17° Les trois jeunes gens qui disaient au vieillard qui plantait :


Quel fruit de ce labeur pouvez-vous recueillir ?
Autant qu’un patriarche, il vous faudrait vieillir.
À quoi bon charger votre vie
Des soins d’un avenir qui n’est pas fait pour vous ?


Le vieillard, continuant toujours de planter, leur répondit :


Mes arrière-neveux me devront cet ombrage :
Eh bien ! défendez-vous au sage
De se donner des soins pour le plaisir d’autrui ?
Cela même est un fruit que je goûte aujourd’hui[1].


Qui est-ce qui ne méprise les trois jeunes gens ? Qui est-ce qui n’aime le vieillard ?

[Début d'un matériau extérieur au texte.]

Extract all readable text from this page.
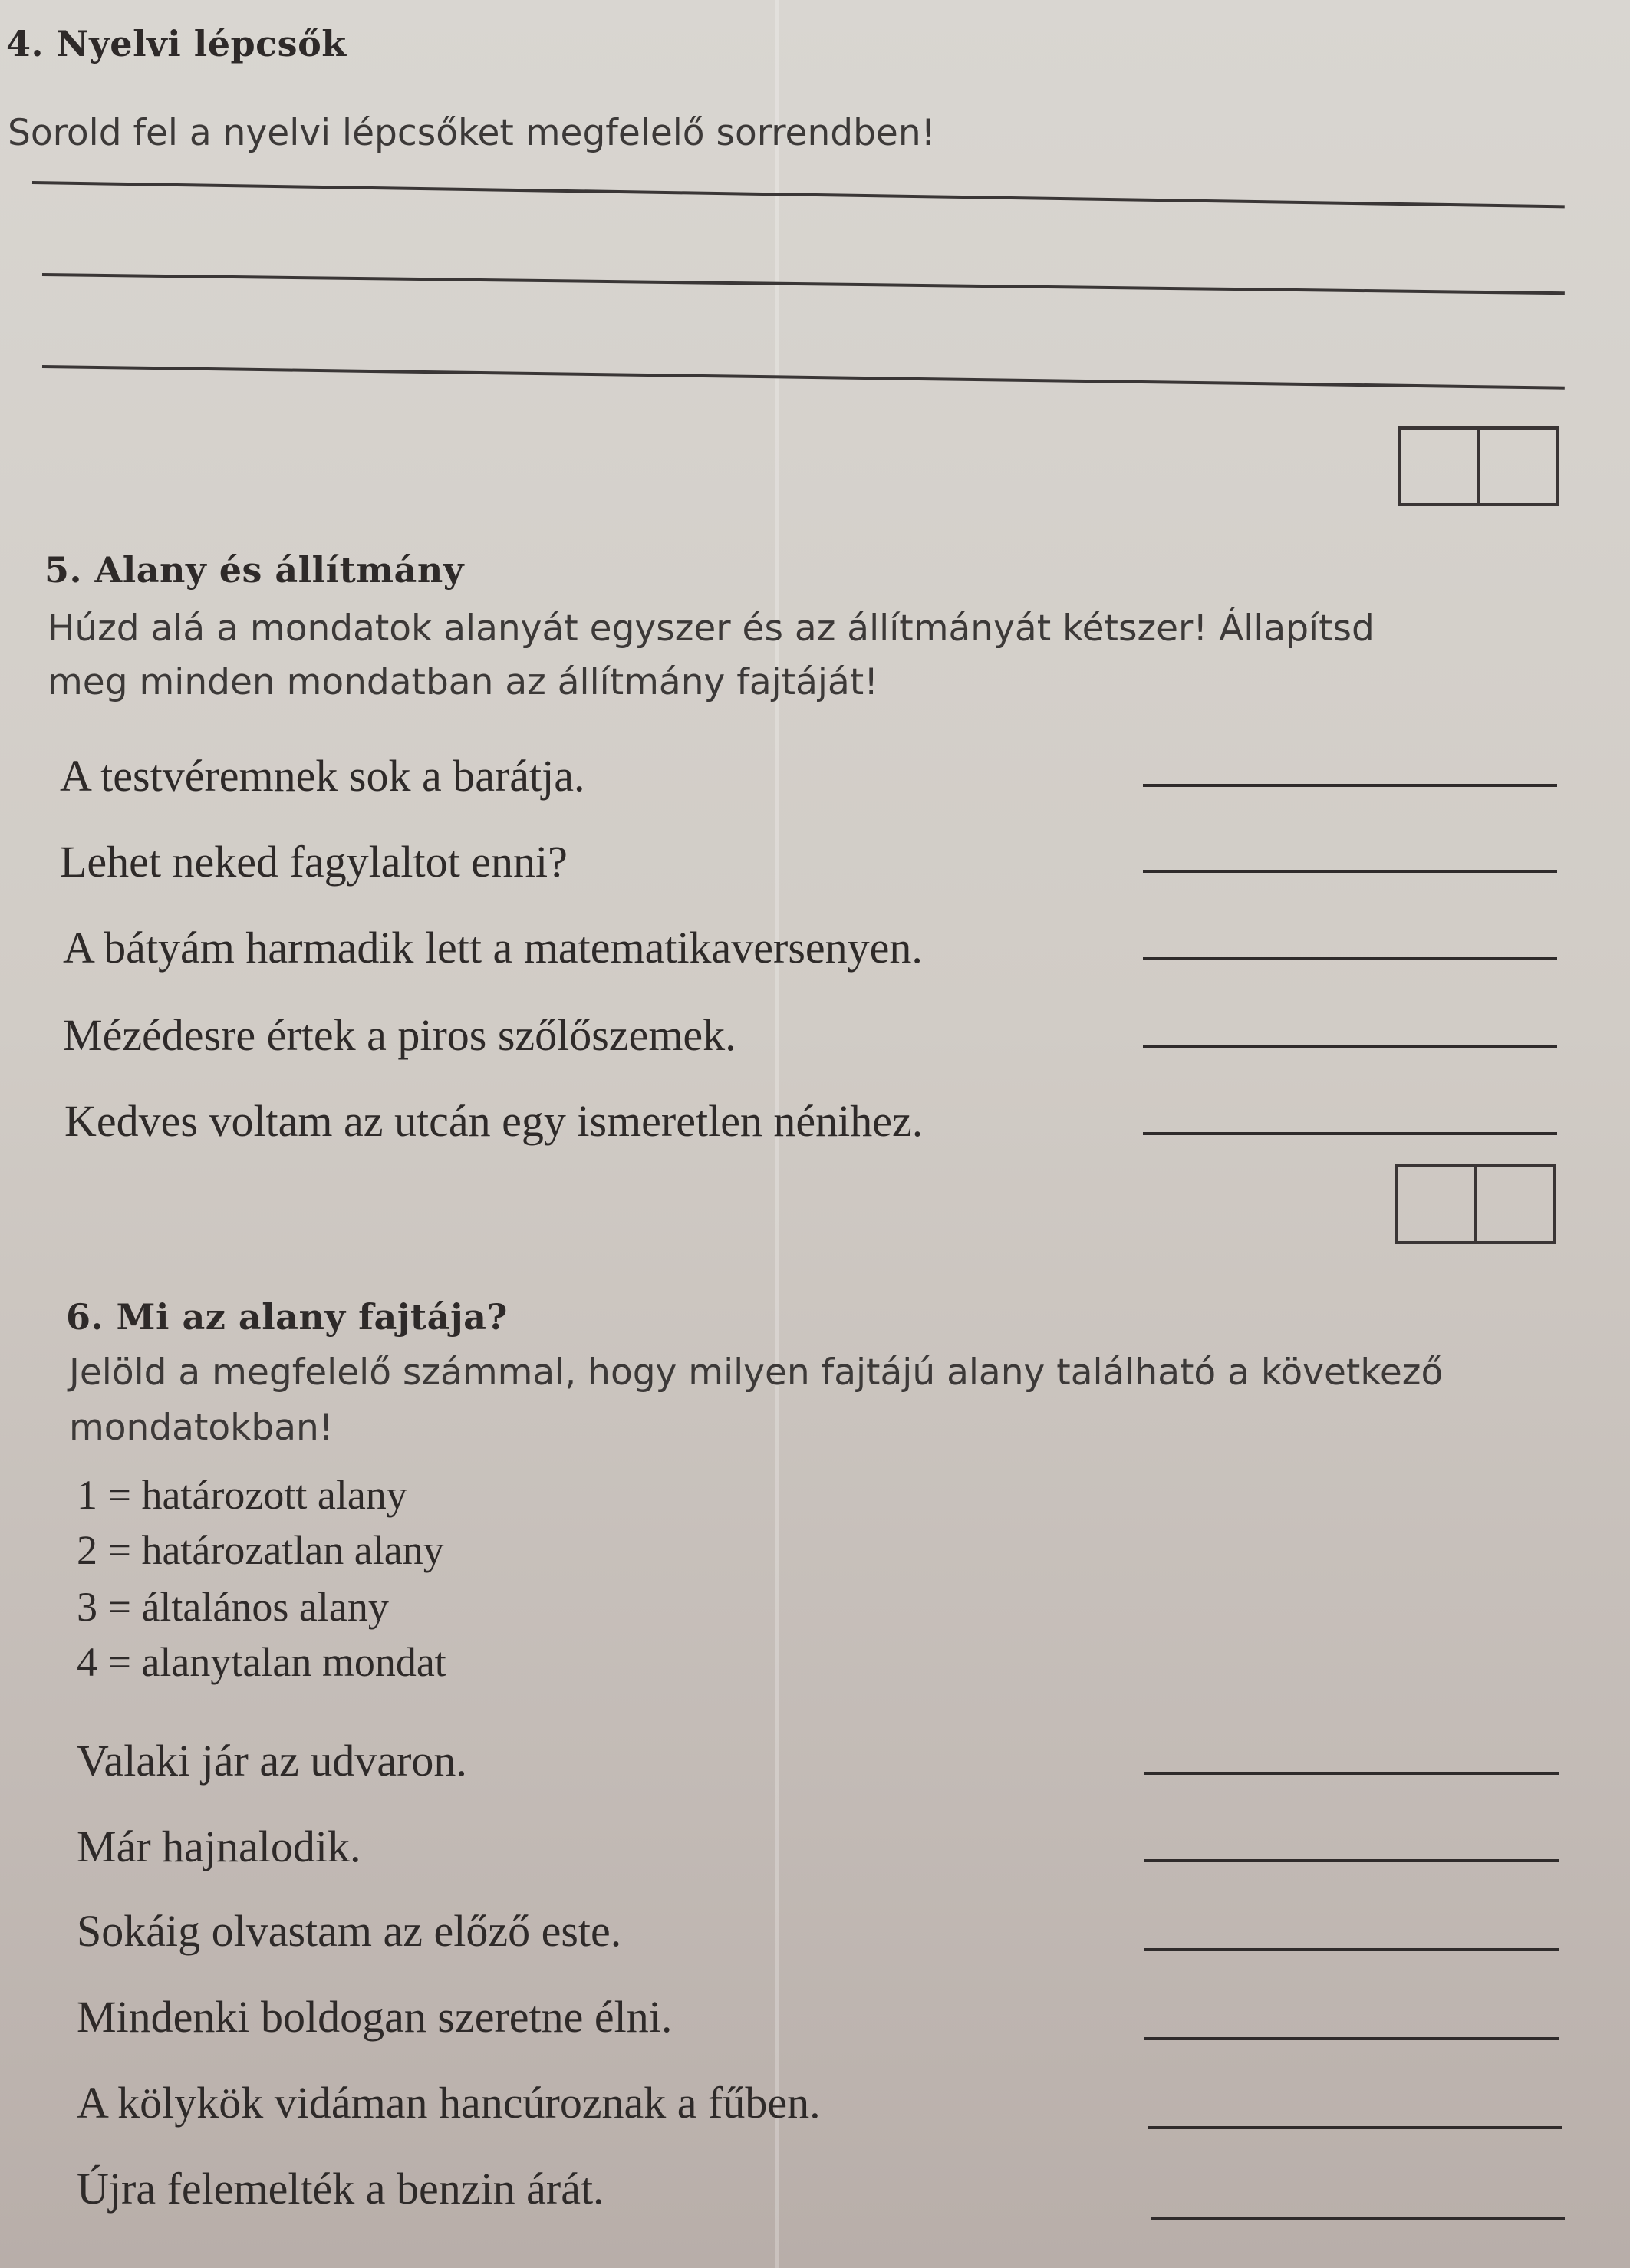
4. Nyelvi lépcsők
Sorold fel a nyelvi lépcsőket megfelelő sorrendben!
5. Alany és állítmány
Húzd alá a mondatok alanyát egyszer és az állítmányát kétszer! Állapítsd
meg minden mondatban az állítmány fajtáját!
A testvéremnek sok a barátja.
Lehet neked fagylaltot enni?
A bátyám harmadik lett a matematikaversenyen.
Mézédesre értek a piros szőlőszemek.
Kedves voltam az utcán egy ismeretlen nénihez.
6. Mi az alany fajtája?
Jelöld a megfelelő számmal, hogy milyen fajtájú alany található a következő
mondatokban!
1 = határozott alany
2 = határozatlan alany
3 = általános alany
4 = alanytalan mondat
Valaki jár az udvaron.
Már hajnalodik.
Sokáig olvastam az előző este.
Mindenki boldogan szeretne élni.
A kölykök vidáman hancúroznak a fűben.
Újra felemelték a benzin árát.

18° Où en seraient les sociétés, les familles, sans le généreux sentiment qui sème ce que d’autres recueilleront ?

19° Écoutez Achille :


Je puis choisir, dit-on, ou beaucoup d’ans sans gloire,
Ou peu de jours suivis d’une longue mémoire.


Qui est-ce qui n’envie le sort du vieux Pelée, lorsque son fils ajoute :


Irai-je, trop avare du sang d’une déesse,
Attendre chez mon père une obscure vieillesse ;
Et, toujours de la gloire évitant le sentier,
Ne laisser aucun nom, et mourir tout entier[2] ?


Oh ! le bel enfant !

  1. La Fontaine, liv. XI, fable viii.
  2. Racine, Iphigénie, acte I, scène ii.